The US and Japan agreed on a joint defense program following a hypersonic missile from North Korea.


The US and Japan agreed on a joint defense program following a hypersonic missile from North Korea.

The alliance aims to research and develop the capabilities needed to prevent the advance of special weapons in the Indo-Pacific region.

The US and Japanese authorities held a two-way meeting this Thursday in which they agreed on a new program through which they will collaborate to address the "emerging problems related to defense," just two days after North Korea launched a hypersonic missile into the waters of the Sea of ​​Japan - known in Korea as the East Sea.

We are launching a new research and development agreement that will make it easier for our scientists, engineers, and program managers to collaborate on emerging defense issues, from fighting hypersonic threats to advancing specialized capabilities. The announcement was made by the United States Secretary of State. Anthony Blinken.

In addition, Blinken assured that the US government would invest "more resources" to "deepen" military readiness and operational capabilities to support Japan within the next five years.

For his part, United States Secretary of Defense Lloyd Austin emphasized that the alliance between the two countries is the foundation of peace and prosperity in the Indo-Pacific region and is based not only on common interests but also on shared values.
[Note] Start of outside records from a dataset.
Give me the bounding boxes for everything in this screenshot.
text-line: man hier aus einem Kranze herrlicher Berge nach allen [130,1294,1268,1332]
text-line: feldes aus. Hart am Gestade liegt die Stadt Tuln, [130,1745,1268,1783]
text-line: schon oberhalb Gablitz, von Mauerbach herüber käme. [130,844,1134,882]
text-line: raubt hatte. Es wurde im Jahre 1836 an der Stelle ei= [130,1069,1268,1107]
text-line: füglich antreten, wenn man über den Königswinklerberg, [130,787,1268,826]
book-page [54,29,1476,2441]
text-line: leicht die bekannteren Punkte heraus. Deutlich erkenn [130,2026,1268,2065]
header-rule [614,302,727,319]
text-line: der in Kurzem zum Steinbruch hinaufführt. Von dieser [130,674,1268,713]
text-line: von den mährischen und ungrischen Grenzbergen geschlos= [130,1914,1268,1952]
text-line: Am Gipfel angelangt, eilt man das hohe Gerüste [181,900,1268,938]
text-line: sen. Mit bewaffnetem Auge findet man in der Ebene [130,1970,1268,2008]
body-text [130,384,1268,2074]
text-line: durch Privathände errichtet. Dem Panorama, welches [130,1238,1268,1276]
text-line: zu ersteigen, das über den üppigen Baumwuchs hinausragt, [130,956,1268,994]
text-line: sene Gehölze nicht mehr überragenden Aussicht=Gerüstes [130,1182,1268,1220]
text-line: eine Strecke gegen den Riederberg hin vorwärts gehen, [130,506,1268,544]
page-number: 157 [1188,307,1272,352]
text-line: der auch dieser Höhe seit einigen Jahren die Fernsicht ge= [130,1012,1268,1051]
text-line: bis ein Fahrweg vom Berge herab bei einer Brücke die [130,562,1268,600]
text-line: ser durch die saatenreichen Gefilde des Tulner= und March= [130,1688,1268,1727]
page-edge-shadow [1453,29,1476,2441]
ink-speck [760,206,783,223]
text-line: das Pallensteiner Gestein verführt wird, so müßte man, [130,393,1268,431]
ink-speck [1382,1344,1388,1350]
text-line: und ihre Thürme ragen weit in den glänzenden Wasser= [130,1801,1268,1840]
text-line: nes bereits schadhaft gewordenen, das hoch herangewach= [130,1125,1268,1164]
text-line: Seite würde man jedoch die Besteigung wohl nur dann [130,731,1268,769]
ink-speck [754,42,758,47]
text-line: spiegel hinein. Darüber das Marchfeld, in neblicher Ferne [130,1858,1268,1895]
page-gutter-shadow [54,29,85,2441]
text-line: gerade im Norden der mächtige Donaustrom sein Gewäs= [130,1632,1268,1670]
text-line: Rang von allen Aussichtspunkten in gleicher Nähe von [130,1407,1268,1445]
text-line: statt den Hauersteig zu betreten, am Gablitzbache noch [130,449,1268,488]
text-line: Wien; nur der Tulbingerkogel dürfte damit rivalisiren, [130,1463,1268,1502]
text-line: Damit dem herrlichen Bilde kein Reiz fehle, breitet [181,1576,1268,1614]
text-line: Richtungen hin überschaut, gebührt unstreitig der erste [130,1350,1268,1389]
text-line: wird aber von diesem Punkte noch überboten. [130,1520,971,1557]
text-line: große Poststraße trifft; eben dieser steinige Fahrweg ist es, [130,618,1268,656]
"We meet in a context of growing tensions and challenges for the free, stable, and secure Indo-Pacific region that we both seek: challenges posed by North Korea's nuclear ambitions and by China's aggressive and coercive behavior," Austin stressed.

Following these statements, the Japanese Foreign Minister, Yoshimasa Hayashi, highlighted the importance of Washington and Tokyo being united to face "fundamental and multifaceted challenges such as the change in the strategic balance, the unilateral and coercive attempt to change the 'status quo, 'the abusive use of unjust pressure and the expansion of an authoritarian regime."

Thus, Hayashi advocated the maintenance of "free and open international order," based on standard rules, through which "guarantee regional peace, stability, and prosperity.

He said it was more important than ever for Japan and the United States to be united and show leadership because they have common interests.

Finally, Japanese Defense Minister Nobuo Kishi agreed with his Cabinet colleague and stressed the importance of initiating a message of unity between the United States and Asian countries, even if only through video conferencing, to show the world strong solidarity. For that which unites them.